Want to impress everyone with a new spin on ribs at your tailgate? Chef David Payne shows Grillax Nation how to grill some sweet and spicy beer-basted baby backs using Char-Broil’s Pinch Of Sizzle brines, marinades, rubs and sauces.
Beer-Basted Babybacks
- 2 slabs, pork baby back ribs
- 22-ounce beer of choice (works great with Lime flavored beer)
- Rib Rub (see below)
- Mop Sauce (see below)
- BBQ Sauce (see below)
- Rib Rub
- 1/2 cup brown sugar
- 1/4 cup paprika
- 1 tablespoon black pepper
- 1 tablespoon salt
- 1 tablespoon chili powder
- 1 tablespoon garlic powder
- 1 tablespoon onion powder
- 1 teaspoon cayenne
Mop Sauce
- 1/2 cup water
- 1/2 cup vinegar
- 3 tablespoons yellow mustard
- 3 tablespoons olive oil
- 1 tablespoon chili powder
- 1 tablespoon garlic powder
- 1 teaspoon cayenne
Kansas City Style Sauce
- 1 cup ketchup
- 1/4 cup water
- 1/4 cup vinegar
- 1/4 cup brown sugar
- 3 tablespoons olive oil
- 2 tablespoons paprika
- 1 tablespoon chili powder
- 2 cloves garlic, minced
- 1 teaspoon cayenne
- Remove all packaging on pork baby back ribs and trim any additional loose skin or meat from the ribs.
- Season the ribs with a heavy coating of the rib rub on both sides of ribs.
- Place the seasoned ribs in a foil pan, bone side down, add beer to pan; cover with foil.
- Place on low to medium grill; cook for about 30 minutes.
- Remove the foil cover and mop generously with the mop sauce.
- Re-cover the pan containing the ribs with foil and cook for an additional 30 minutes – or until tender.
- Remove ribs from the pan and place directly on the grates for about 10-15 minutes.
- Baste the ribs with barbecue sauce and let cook for another 5 minutes.
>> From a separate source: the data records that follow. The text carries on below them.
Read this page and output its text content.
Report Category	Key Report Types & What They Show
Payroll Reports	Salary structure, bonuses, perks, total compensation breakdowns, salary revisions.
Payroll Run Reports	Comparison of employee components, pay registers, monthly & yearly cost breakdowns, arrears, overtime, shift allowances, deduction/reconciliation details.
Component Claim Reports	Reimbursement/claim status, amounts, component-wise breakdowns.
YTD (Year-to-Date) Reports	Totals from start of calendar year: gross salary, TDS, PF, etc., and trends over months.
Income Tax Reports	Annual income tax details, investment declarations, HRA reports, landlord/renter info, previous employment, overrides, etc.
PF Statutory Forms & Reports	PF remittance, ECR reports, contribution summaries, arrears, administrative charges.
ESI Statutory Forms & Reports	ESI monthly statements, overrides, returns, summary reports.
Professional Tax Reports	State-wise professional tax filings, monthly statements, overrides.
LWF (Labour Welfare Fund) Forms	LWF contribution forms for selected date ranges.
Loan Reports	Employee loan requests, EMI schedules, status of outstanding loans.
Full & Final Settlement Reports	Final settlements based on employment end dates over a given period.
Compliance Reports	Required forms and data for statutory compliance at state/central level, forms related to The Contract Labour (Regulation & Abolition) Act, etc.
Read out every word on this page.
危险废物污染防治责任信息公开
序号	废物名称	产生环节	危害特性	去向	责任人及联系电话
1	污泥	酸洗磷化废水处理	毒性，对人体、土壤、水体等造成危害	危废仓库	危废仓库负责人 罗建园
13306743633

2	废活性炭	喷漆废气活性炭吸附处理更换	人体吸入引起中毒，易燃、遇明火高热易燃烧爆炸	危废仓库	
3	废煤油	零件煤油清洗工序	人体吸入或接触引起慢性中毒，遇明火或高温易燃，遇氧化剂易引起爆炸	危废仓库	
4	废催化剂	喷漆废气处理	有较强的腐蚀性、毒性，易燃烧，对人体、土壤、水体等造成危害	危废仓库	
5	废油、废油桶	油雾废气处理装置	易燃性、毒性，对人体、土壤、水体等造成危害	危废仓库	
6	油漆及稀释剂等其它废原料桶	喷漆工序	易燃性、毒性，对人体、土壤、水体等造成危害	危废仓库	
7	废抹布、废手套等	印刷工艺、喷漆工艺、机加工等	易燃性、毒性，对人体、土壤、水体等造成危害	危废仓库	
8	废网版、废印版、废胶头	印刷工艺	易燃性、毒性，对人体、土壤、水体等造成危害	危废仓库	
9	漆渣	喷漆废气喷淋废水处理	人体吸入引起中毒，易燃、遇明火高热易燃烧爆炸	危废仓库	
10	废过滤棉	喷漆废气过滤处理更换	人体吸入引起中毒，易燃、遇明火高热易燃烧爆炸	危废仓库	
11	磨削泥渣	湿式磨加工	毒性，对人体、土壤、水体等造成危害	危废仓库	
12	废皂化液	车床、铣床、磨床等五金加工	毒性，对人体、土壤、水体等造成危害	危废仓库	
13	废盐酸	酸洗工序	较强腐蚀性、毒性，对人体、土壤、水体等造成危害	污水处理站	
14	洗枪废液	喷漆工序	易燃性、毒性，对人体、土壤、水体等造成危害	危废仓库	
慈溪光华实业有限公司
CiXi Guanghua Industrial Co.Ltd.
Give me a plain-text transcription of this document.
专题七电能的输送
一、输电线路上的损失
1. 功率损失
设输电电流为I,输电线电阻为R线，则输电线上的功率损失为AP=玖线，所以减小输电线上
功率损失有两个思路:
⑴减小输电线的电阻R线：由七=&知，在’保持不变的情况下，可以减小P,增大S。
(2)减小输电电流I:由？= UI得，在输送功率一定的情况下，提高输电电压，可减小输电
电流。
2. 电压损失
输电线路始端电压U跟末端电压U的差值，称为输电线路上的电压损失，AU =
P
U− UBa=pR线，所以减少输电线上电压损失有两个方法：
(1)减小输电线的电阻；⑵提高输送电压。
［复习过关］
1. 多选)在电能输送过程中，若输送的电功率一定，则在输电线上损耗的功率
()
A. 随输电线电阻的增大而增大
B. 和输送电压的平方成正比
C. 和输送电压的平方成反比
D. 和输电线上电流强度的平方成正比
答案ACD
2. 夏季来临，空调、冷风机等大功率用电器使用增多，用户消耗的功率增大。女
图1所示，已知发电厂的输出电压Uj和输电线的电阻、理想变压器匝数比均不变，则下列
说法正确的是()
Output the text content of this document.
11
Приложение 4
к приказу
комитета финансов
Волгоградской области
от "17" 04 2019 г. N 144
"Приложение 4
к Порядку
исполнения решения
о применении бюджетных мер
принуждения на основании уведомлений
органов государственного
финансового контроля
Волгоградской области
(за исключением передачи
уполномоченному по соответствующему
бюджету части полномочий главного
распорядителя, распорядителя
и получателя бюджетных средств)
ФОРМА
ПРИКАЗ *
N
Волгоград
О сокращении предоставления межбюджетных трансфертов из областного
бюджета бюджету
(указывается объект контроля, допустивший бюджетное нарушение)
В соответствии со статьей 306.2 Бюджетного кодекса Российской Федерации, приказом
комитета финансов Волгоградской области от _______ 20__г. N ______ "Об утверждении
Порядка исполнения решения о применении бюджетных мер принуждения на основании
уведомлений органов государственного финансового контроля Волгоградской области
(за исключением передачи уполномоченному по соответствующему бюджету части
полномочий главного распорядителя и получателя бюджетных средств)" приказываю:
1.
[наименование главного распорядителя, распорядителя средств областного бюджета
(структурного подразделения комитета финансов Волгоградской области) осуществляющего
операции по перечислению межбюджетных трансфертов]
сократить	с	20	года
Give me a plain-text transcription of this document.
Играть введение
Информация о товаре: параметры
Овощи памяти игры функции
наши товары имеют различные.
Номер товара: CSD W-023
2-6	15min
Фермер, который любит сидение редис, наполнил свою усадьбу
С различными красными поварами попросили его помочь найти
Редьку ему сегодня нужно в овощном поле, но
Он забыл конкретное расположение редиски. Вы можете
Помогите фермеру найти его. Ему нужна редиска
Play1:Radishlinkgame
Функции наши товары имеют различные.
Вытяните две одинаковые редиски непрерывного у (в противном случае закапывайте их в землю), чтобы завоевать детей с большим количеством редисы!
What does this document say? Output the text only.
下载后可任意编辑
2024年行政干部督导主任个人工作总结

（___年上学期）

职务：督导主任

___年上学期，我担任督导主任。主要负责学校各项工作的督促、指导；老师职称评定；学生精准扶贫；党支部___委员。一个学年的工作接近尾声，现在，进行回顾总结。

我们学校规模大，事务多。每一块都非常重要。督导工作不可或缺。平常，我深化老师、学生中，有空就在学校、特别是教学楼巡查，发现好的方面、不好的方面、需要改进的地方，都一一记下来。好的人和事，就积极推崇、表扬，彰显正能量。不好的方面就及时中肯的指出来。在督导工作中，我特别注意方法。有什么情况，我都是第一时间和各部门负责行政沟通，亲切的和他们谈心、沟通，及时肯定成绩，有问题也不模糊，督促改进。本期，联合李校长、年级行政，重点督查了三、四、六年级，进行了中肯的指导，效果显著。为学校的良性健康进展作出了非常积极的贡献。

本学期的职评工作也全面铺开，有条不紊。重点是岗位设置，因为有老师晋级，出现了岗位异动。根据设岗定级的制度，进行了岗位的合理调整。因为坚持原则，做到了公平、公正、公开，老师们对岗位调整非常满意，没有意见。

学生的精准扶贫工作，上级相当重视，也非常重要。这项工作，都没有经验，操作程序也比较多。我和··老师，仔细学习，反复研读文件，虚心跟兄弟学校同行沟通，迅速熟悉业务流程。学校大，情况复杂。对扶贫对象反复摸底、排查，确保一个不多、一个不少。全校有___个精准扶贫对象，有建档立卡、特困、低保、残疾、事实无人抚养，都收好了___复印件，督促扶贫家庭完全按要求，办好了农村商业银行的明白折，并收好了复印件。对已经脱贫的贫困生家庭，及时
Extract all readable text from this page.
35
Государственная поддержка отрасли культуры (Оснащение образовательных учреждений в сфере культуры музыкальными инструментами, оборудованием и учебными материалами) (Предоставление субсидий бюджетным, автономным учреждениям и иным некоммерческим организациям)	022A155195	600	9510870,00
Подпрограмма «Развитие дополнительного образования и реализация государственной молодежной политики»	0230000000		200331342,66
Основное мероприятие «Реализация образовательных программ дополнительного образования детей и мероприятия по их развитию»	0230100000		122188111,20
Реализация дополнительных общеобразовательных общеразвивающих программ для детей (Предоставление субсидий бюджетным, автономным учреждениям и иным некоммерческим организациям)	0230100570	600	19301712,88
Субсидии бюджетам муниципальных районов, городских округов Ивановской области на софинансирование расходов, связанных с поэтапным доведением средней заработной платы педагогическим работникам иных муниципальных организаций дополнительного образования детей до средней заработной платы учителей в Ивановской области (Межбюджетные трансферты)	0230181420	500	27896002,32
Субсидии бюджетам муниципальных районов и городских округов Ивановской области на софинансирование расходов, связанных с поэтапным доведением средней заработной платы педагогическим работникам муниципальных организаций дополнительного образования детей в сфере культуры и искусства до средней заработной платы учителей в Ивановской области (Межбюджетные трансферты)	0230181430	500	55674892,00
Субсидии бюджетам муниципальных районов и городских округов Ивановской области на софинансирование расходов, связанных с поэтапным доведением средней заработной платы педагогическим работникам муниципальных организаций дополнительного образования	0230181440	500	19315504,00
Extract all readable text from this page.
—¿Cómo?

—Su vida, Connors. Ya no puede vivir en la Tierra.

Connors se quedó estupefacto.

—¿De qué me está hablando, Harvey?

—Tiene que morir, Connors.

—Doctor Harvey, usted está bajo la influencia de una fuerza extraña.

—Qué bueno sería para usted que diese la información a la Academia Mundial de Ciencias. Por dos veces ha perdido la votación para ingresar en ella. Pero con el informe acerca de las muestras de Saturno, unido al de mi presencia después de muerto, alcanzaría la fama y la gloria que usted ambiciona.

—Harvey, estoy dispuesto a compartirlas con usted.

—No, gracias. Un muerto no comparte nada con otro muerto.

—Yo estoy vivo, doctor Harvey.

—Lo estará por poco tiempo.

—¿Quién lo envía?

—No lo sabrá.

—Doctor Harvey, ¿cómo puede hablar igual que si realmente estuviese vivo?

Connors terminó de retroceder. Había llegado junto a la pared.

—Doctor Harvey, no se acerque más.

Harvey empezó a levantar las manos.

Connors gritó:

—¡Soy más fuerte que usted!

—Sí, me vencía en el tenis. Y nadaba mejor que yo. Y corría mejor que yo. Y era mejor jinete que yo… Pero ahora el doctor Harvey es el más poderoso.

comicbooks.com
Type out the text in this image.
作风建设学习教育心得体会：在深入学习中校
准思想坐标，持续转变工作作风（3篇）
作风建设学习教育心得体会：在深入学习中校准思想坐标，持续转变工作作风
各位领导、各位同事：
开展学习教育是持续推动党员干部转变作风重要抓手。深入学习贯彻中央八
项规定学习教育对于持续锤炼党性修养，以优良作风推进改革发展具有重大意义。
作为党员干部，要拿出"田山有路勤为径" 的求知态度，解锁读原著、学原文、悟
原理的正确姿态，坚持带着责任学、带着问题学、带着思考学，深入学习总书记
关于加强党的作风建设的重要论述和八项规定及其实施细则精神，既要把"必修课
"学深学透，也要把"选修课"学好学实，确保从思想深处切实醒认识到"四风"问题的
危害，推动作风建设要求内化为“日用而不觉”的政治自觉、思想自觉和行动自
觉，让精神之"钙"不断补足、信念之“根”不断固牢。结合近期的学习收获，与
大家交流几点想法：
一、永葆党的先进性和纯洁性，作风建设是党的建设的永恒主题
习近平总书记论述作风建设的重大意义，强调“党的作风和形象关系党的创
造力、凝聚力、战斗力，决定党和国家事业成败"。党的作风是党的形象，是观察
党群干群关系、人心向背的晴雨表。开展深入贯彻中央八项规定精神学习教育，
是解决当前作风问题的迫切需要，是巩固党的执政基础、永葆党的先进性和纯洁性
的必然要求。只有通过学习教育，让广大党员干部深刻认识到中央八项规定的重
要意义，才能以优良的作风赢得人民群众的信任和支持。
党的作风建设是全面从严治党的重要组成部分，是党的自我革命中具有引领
Don’t burn the sauce!
- Flip the ribs, with the rib side facing down, then baste with barbecue sauce; cook for about 5 minutes to caramelize the sauce; then remove from grill and serve.
- Combine rib rub ingredients in large bowl using whisk.
- Cover to store in fridge if used within one week, or freeze.
- Combine mop and KC sauce ingredients in a non-reactive separate bowls.
- Use a whisk to mix thoroughly.
- Cover and hold in fridge for up to one week.